Mars 2018 - Slovaquie
Bratislava, capitale de la Slovaquie se situe à une soixantaine de kilomètres de Vienne, capitale de l'Autriche.
Quand on passe quelques jours à Vienne et qu'on sait que Bratislava est là, à environ une heure de train, de l'autre côté d'une frontière qui n'existe plus vraiment, on se dit que le trajet vaut la peine d'être fait. Deux capitales à soixante kilomètres l'une de l'autre : la situation est suffisamment exceptionnelle pour valoir le détour.
Alors, on prend le train, sous un ciel un peu gris et un peu froid.
Une fois à destination, le chemin entre la gare et le centre ville donne le ton. On longe une large avenue, bordée d'immeubles dont les façades portent les marques de temps difficiles. Peintures écaillées, immeubles délabrés, atmosphère un peu chargée, un peu lourde et un peu silencieuse. Ce n'est pas l'entrée d'une capitale telle qu'on se la représente habituellement. On a plutôt le sentiment d'entrer dans une ville qui n'a pas encore tout à fait digéré la vitesse à laquelle elle a dû se réinventer.
Bratislava est capitale depuis 1993 seulement. Vingt-cinq ans, c'est court pour s'approcher des codes qui régissent à quoi doit ressembler une capitale : façades soignées, avenues commerçantes animées, musées installés, monuments assumés comme symboles.
Ce qu'arpenter cette avenue raconte, c'est que ce travail est inégal, qu'il avance à des rythmes différents selon les quartiers, selon les priorités, selon qui y vit et qui y passe.
En arrivant dans la vieille ville, le contraste est immédiat. Les rues ont été restaurées, les bâtiments ravivés, les places équipées de statues et de terrasses. Ce jour-là, un grand œuf de Pâques trônait sur l'une d'elles. Décoration de saison un peu incongrue dans la lumière grise de mars.
Le château domine tout ça depuis sa falaise. Imposant, rénové, visible de loin.

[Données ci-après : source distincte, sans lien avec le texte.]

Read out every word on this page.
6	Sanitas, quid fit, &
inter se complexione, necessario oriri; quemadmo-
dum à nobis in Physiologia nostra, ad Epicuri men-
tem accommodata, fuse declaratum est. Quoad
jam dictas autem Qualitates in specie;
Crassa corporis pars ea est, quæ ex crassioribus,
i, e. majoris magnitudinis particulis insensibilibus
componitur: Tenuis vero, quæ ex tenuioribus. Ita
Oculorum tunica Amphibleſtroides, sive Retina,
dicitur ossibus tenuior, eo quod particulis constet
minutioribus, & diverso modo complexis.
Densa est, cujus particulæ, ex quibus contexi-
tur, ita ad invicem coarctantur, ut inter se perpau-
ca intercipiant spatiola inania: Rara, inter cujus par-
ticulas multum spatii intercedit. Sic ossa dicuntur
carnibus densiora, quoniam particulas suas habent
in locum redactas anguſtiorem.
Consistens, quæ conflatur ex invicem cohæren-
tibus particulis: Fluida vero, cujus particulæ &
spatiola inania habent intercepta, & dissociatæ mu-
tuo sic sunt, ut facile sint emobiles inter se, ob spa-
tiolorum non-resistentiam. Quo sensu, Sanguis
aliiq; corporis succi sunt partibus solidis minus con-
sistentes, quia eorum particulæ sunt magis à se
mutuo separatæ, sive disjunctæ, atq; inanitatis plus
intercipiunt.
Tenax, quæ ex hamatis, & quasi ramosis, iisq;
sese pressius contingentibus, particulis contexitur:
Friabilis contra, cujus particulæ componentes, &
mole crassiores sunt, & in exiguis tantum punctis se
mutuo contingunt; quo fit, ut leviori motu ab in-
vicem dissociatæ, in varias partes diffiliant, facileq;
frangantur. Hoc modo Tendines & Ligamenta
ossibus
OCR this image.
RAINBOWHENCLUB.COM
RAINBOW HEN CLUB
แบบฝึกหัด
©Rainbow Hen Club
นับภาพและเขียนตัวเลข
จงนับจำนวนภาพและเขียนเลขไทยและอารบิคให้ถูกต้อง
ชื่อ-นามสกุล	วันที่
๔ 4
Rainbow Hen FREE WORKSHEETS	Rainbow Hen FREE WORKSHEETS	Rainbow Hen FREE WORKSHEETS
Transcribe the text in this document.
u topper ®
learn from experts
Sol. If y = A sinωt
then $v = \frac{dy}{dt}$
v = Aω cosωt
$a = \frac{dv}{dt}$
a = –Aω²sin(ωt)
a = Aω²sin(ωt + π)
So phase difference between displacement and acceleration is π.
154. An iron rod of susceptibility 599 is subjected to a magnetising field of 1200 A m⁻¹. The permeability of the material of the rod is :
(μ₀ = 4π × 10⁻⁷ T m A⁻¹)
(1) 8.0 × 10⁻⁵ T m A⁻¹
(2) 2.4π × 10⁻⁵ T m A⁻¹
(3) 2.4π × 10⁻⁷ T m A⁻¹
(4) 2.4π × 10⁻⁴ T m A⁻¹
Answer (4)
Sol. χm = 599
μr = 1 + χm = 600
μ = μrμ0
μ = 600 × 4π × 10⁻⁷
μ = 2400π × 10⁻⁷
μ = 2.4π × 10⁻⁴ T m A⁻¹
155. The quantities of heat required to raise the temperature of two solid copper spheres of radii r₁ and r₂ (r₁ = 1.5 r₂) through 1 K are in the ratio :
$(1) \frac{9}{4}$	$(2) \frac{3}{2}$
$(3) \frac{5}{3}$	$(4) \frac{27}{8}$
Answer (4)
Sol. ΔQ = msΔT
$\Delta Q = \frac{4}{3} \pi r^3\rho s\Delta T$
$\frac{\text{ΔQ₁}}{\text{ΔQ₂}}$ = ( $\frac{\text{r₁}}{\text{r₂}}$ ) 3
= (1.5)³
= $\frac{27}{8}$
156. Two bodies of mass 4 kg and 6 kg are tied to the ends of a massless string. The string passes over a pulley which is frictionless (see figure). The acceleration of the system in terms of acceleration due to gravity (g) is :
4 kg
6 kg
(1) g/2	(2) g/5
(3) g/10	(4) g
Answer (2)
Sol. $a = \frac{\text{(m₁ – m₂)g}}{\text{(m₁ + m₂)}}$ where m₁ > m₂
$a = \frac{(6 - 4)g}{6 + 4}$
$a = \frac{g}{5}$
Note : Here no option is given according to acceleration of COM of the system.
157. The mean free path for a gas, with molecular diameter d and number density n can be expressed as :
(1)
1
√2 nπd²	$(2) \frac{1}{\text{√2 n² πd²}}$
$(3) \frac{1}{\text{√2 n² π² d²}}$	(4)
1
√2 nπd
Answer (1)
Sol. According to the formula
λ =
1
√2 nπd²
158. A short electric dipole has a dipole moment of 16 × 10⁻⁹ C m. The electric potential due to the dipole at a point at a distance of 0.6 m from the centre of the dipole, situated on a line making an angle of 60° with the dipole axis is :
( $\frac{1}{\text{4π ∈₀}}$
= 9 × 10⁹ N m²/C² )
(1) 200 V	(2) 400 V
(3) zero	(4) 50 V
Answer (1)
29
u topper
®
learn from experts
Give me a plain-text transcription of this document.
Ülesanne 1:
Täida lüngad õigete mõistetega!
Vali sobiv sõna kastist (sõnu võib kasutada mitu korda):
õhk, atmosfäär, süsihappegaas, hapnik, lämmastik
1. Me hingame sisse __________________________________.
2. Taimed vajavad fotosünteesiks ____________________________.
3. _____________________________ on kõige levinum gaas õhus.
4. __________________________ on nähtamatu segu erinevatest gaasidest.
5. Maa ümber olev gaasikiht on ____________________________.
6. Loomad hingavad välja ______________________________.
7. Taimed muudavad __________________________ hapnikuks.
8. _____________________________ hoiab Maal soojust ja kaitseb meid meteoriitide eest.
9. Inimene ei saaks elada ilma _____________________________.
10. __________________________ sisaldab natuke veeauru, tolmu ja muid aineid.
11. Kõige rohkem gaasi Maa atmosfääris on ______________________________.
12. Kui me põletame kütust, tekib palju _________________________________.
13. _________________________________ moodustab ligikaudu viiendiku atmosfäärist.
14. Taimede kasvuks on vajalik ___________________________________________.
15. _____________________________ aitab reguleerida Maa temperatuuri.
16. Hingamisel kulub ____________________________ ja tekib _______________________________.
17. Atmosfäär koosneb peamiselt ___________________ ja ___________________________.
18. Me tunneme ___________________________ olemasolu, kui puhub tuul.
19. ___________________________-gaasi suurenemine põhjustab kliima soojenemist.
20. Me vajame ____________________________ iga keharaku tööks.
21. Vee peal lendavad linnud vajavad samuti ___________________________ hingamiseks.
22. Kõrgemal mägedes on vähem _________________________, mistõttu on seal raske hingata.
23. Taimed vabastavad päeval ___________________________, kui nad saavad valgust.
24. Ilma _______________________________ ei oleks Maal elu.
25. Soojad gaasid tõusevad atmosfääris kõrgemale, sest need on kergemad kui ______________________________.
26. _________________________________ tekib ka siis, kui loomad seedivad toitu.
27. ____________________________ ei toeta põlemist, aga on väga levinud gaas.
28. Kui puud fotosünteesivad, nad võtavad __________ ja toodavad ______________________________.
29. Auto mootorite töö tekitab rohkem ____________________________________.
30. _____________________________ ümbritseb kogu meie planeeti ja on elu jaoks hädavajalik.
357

Mais il suffit de s'éloigner de quelques rues pour retrouver un autre visage : des ruelles à peine habitées, des façades qui n'ont pas encore été touchées par la rénovation, des immeubles habsbourgeois très beaux dans leur structure mais visiblement laissés à eux-mêmes.
Deux villes dans la même ville, séparées de quelques centaines de mètres.



Là encore, ce décalage n'est pas simplement esthétique. Il dit quelque chose sur la façon dont la transformation d'une ville se fait. Et pour qui elle se fait. Le centre reconstruit attire les visiteurs. Les ruelles alentour attendent.
Le déjeuner a été l'une des surprises de la journée. Un restaurant sans prétention, une carte de plats traditionnels, du vin local. Ce qu'on a mangé était bon, copieux, ancré dans une cuisine qui ne cherche pas à se faire remarquer. Et l'addition, en fin de repas, était déconcertante pour qui arrive de Vienne : autour de huit euros par personne.
Un décalage de prix qui confirme qu'en 2018, Bratislava n'avait pas encore non plus aligné ses prix sur ceux de Vienne ou Prague, capitales établies depuis bien plus longtemps.
En fin de journée, en reprenant le train, il restait quelque chose d'un peu indéfinissable. Bratislava n'est pas une ville facile à saisir. Elle est belle par endroits, abîmée par d'autres, en train de se construire une image d'elle-même qui ne correspond pas encore entièrement à ce qu'elle est.
Ville jeune dans un corps ancien, capitale récente héritière de plusieurs siècles d'autres histoires.